The new crop of pupils have started in chambers. These days, chambers court the top law students, offering them generous scholarships and guaranteed earnings, assuring them of the variety of quality work they will experience and, ultimately, despite the competition for tenancies, how we can give their careers at the bar the best start. The result is that we are bombarded by cvs which show all the signs of the keyboard having jammed on the letter 'a' and which suggest that the only occupations for gap-year students are saving the Sumatran tiger from extinction or carrying on Mother Teresa's good works. Things were different in my day, when a pupil enjoyed a position only slightly more elevated than that of the Temple cat. I recently unearthed a piece written in the early months of pupillage, a long time ago. It goes someway to illustrating the point:
I am a pupil. What articled clerks are to solicitors, pupils are to barristers. Most people have a boss. I have a pupil-master. The greatest help I can be to him is to pretend that I am not there. Although my desk is in his room, I say nothing in the morning. I don't tell him how I was chased into the gutter by a Rolls Royce. He drives a Rolls, I pedal a bike.
He is not interested in the price of inner tubes, or the price of anything for that matter, save perhaps of antique dining-room tables at several thousand pounds. He earns a fortune. I do not. Until recently, the archaic nature of pupillage required that I pay him 100 guineas for the privilege of working with him. Now he lets me do it for nothing - literally. From the pile of pink ribbon-bound documents heaped on his desk I take my pick. The case of the mouldy strawberries looks interesting. While reading details of delayed aircraft-flying from deepest strawberry growing sub-continents, studying airway bills and examining photos of several hundred thousand strawberries gone off, the phone rings. A client wants to change one of my pupil-master's drafts. This does not go down well. Wherever he goes, I go. He striding purposefully, I trotting behind carrying the books.
Working in the shadow of such greatness is not easy. On the way over to court I comment, 'So, Mr Person did not rate your pleading then?' Disbelief seizes him. Too late I realise the mistake. 'No, no, I mean - obviously Mr Person did not appreciate the subtlety of your finer points.' But the damage is done and we complete the journey in silence. When the judge rises from a particularly tedious trial on the documents, and turns his consideration away from whether borough dustmen should or should not be paid the same as those employed by the district council, I rush to my sponsor for help.
This kindly guardian-type figure advises me: 'Don't upstage your pupil- master when the clients (or anyone else) are around.
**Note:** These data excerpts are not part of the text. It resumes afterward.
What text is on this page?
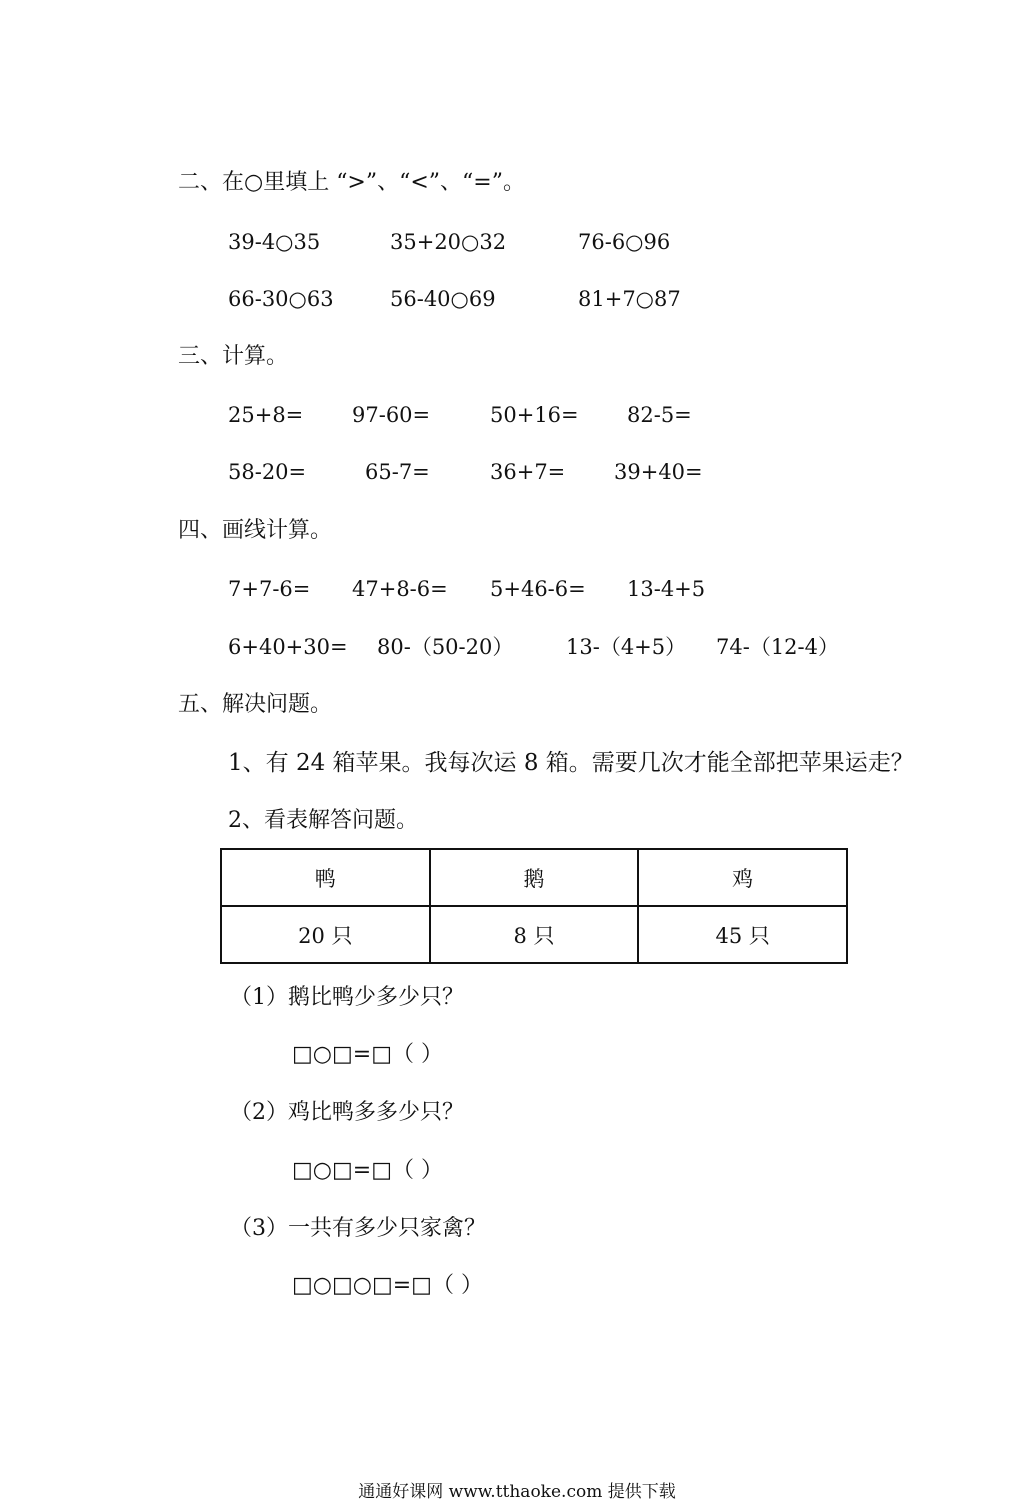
二、在○里填上 “>”、“<”、“=”。
39-4○35	35+20○32	76-6○96
66-30○63	56-40○69	81+7○87
三、计算。
25+8= 97-60=	50+16= 82-5=
58-20=	65-7=	36+7= 39+40=
四、画线计算。
7+7-6= 47+8-6= 5+46-6= 13-4+5
6+40+30= 80-（50-20）	13-（4+5） 74-（12-4）
五、解决问题。
1、有 24 箱苹果。我每次运 8 箱。需要几次才能全部把苹果运走？
2、看表解答问题。
鸭	鹅	鸡
20 只	8 只	45 只
（1）鹅比鸭少多少只？
□○□=□（ ）
（2）鸡比鸭多多少只？
□○□=□（ ）
（3）一共有多少只家禽？
□○□○□=□（ ）
通通好课网 www.tthaoke.com 提供下载
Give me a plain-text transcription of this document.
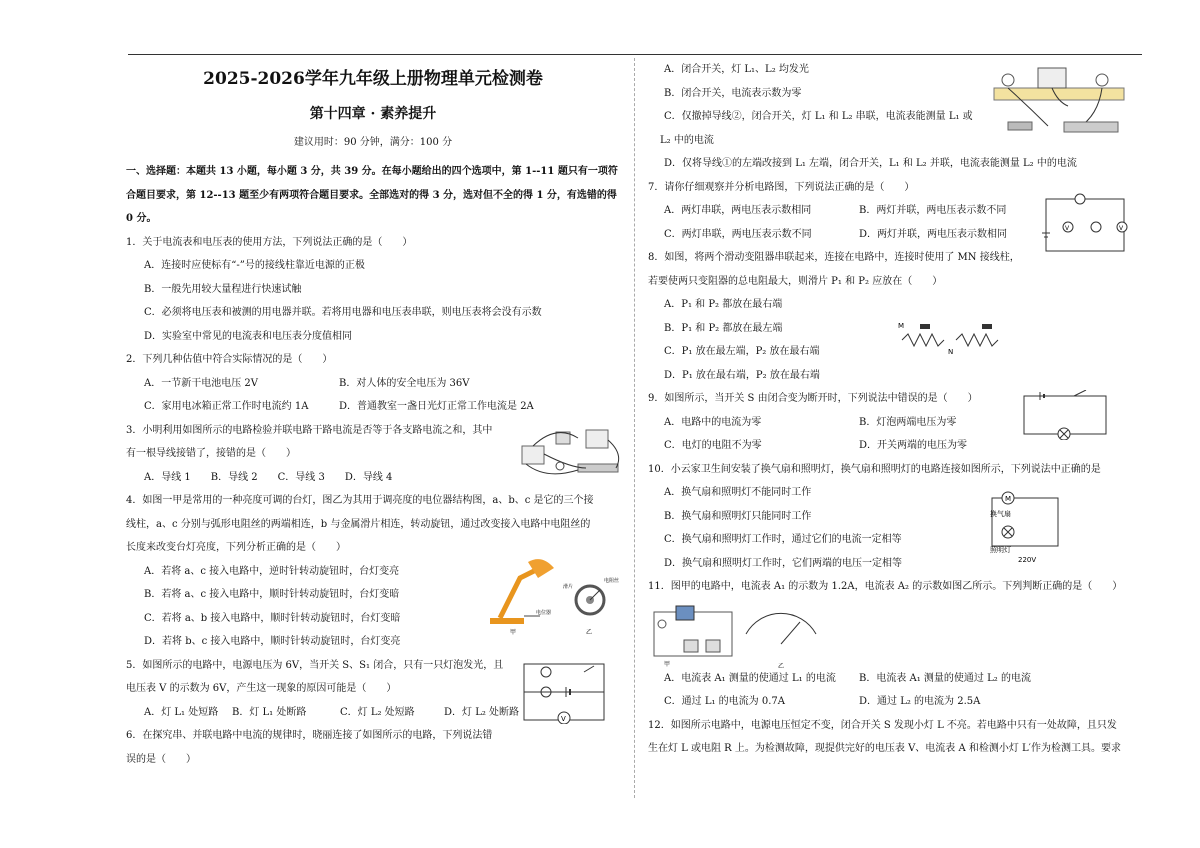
2025-2026学年九年级上册物理单元检测卷
第十四章 · 素养提升
建议用时：90 分钟，满分：100 分
一、选择题：本题共 13 小题，每小题 3 分，共 39 分。在每小题给出的四个选项中，第 1--11 题只有一项符合题目要求，第 12--13 题至少有两项符合题目要求。全部选对的得 3 分，选对但不全的得 1 分，有选错的得 0 分。
1．关于电流表和电压表的使用方法，下列说法正确的是（　　）
A．连接时应使标有“-”号的接线柱靠近电源的正极
B．一般先用较大量程进行快速试触
C．必须将电压表和被测的用电器并联。若将用电器和电压表串联，则电压表将会没有示数
D．实验室中常见的电流表和电压表分度值相同
2．下列几种估值中符合实际情况的是（　　）
A．一节新干电池电压 2V	B．对人体的安全电压为 36V
C．家用电冰箱正常工作时电流约 1A	D．普通教室一盏日光灯正常工作电流是 2A
3．小明利用如图所示的电路检验并联电路干路电流是否等于各支路电流之和，其中
有一根导线接错了，接错的是（　　）
A．导线 1　　B．导线 2　　C．导线 3　　D．导线 4
4．如图一甲是常用的一种亮度可调的台灯，图乙为其用于调亮度的电位器结构图，a、b、c 是它的三个接
线柱，a、c 分别与弧形电阻丝的两端相连，b 与金属滑片相连，转动旋钮，通过改变接入电路中电阻丝的
长度来改变台灯亮度，下列分析正确的是（　　）
A．若将 a、c 接入电路中，逆时针转动旋钮时，台灯变亮
B．若将 a、c 接入电路中，顺时针转动旋钮时，台灯变暗
C．若将 a、b 接入电路中，顺时针转动旋钮时，台灯变暗
D．若将 b、c 接入电路中，顺时针转动旋钮时，台灯变亮
5．如图所示的电路中，电源电压为 6V，当开关 S、S₁ 闭合，只有一只灯泡发光，且
电压表 V 的示数为 6V，产生这一现象的原因可能是（　　）
A．灯 L₁ 处短路	B．灯 L₁ 处断路	C．灯 L₂ 处短路	D．灯 L₂ 处断路
6．在探究串、并联电路中电流的规律时，晓丽连接了如图所示的电路，下列说法错
误的是（　　）
A．闭合开关，灯 L₁、L₂ 均发光
B．闭合开关，电流表示数为零
C．仅撤掉导线②，闭合开关，灯 L₁ 和 L₂ 串联，电流表能测量 L₁ 或
L₂ 中的电流
D．仅将导线①的左端改接到 L₁ 左端，闭合开关，L₁ 和 L₂ 并联，电流表能测量 L₂ 中的电流
7．请你仔细观察并分析电路图，下列说法正确的是（　　）
A．两灯串联，两电压表示数相同	B．两灯并联，两电压表示数不同
C．两灯串联，两电压表示数不同	D．两灯并联，两电压表示数相同
8．如图，将两个滑动变阻器串联起来，连接在电路中，连接时使用了 MN 接线柱，
若要使两只变阻器的总电阻最大，则滑片 P₁ 和 P₂ 应放在（　　）
A．P₁ 和 P₂ 都放在最右端
B．P₁ 和 P₂ 都放在最左端
C．P₁ 放在最左端，P₂ 放在最右端
D．P₁ 放在最右端，P₂ 放在最右端
9．如图所示，当开关 S 由闭合变为断开时，下列说法中错误的是（　　）
A．电路中的电流为零	B．灯泡两端电压为零
C．电灯的电阻不为零	D．开关两端的电压为零
10．小云家卫生间安装了换气扇和照明灯，换气扇和照明灯的电路连接如图所示，下列说法中正确的是
A．换气扇和照明灯不能同时工作
B．换气扇和照明灯只能同时工作
C．换气扇和照明灯工作时，通过它们的电流一定相等
D．换气扇和照明灯工作时，它们两端的电压一定相等
11．图甲的电路中，电流表 A₁ 的示数为 1.2A，电流表 A₂ 的示数如图乙所示。下列判断正确的是（　　）
A．电流表 A₁ 测量的使通过 L₁ 的电流	B．电流表 A₁ 测量的使通过 L₂ 的电流
C．通过 L₁ 的电流为 0.7A	D．通过 L₂ 的电流为 2.5A
12．如图所示电路中，电源电压恒定不变，闭合开关 S 发现小灯 L 不亮。若电路中只有一处故障，且只发
生在灯 L 或电阻 R 上。为检测故障，现提供完好的电压表 V、电流表 A 和检测小灯 L′作为检测工具。要求
甲
电位器
滑片
电阻丝
乙
V
V	V
M
N
M
换气扇
照明灯
220V
甲	乙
Distribute some well-timed flattery, but always keep quiet and busy and always carry a load of 10 pence pieces.'
'He doesn't take the tube,' I anticipate. 'He drives a Rolls.'
'Then he'll need them for the meter.' We return to chambers after court, the question of the parity of the borough dustmen's pay still quite unresolved.
I return to my desk and the mouldy strawberries and settle down to draft a defence to the claim. The more intricate details of the Warsaw Convention defeat me, but I'm proud of the result. In his turn, my pupil-master takes up the case. He picks up the phone to speak to the solicitors, Messrs Slower, Still and Sleeping. In a derisory tone he asks just how he is supposed to draft a defence on the facts. Is he, he inquires rhetorically, a magician. Bricks, he concludes, cannot be made without straw. He hangs up. My heart sinks. Unceremoniously my draft is returned. The unspoken question of how I managed to produce it given the glaring defects in the available information hangs heavy in the air.
But my luck is not completely out: 'Do you have any 10 pence pieces on you?' he asks.